Całe swoje życie mieszkam na Grunwaldzie w Brodnicy. I całe życie wdycham truciznę z kominów. I pewnie dlatego choruję na płuca i oskrzela. Dawniej nie było innego wyjścia ludzie musieli palić węglem. Raz lepszym, raz gorszym gatunkowo. Odkąd pamiętam w wielu domach palono też czym popadnie. Plastikiem, oponami, płytami i szmatami. Ale wtedy nie mówiło się tyle o szkodliwości palenia śmieciami. Ludzie nie myśleli, że się trują. Dzisiaj wiemy, że od tego dymu choruje się i umiera. Dużo mówi się i pisze o tym. Są nawet kary za zatruwanie powietrza. Ale na naszych osiedlach domków dalej wrzuca się do pieca byle co i naraża nas na choroby. Ja jestem już stara, ale tu mieszkają też rodziny z małymi dziećmi. Jak mają i po co wychodzić na spacery, gdy świeżego powietrza całą jesień i zimę tu nie ma.

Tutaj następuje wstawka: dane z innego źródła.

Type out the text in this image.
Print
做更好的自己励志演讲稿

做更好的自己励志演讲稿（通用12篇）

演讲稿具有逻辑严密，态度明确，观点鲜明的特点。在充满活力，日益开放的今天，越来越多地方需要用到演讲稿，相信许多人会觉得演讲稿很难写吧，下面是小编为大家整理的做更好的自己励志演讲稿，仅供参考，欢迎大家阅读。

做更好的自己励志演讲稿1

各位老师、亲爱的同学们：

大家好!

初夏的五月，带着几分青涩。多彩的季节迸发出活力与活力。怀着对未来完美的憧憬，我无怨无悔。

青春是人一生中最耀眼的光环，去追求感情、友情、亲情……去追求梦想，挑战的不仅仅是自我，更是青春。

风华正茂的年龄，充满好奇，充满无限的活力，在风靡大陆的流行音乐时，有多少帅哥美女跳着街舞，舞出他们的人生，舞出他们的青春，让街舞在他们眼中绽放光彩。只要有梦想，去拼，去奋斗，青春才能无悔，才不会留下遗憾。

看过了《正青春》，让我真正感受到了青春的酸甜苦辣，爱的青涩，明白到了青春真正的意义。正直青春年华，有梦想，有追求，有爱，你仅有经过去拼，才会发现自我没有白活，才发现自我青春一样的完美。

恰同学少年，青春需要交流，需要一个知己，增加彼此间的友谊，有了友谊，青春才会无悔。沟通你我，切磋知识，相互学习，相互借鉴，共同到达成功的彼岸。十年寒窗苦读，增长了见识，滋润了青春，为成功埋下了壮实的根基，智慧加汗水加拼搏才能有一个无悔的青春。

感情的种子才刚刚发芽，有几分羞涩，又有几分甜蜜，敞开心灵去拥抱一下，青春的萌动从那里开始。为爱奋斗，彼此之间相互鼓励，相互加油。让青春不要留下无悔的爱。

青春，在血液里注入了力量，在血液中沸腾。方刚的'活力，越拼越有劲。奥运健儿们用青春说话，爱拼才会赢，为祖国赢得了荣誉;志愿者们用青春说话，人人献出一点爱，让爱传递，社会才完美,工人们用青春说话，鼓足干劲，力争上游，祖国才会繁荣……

W domach rozpala się w dzień i wtedy widać jaki dym leci z komina. Niektórzy śmieciami palą jak się ściemnia, albo w nocy. Czasami rano, wstajemy z bólem głowy, a w mieszkaniach czuć dym, bo palili opony, albo jakieś płyty. Dym wchodzi oknami i drzwiami. Dzieci budzą się, bo drapie je w gardło dym.
Redakcjo, mamy w mieście różnych pracowników, oni mają prawo do kontroli czym kto pali. Jest Ochrona Środowiska, Straż Miejska, Policja. Może chodzą i się przyglądają, ale ja nigdy nie widziałam, ani moje sąsiadki, żeby ktoś sprawdzał czym palą, że z kominów leci taki czarny i duszący dym. Dzisiaj nie trzeba palić w piecu trującymi rzeczami. Ale niektórzy mówią, że im się nie opłaca remontować kotłowni, ani zmieniać piec i mają prawo palić w swoich piecach czym chcą.
Proszę napisać na ten temat i może ktoś zajmie się tym, że my mamy prawo oddychać czystym powietrzem.
Imię i nazwisko do wiadomości redakcji.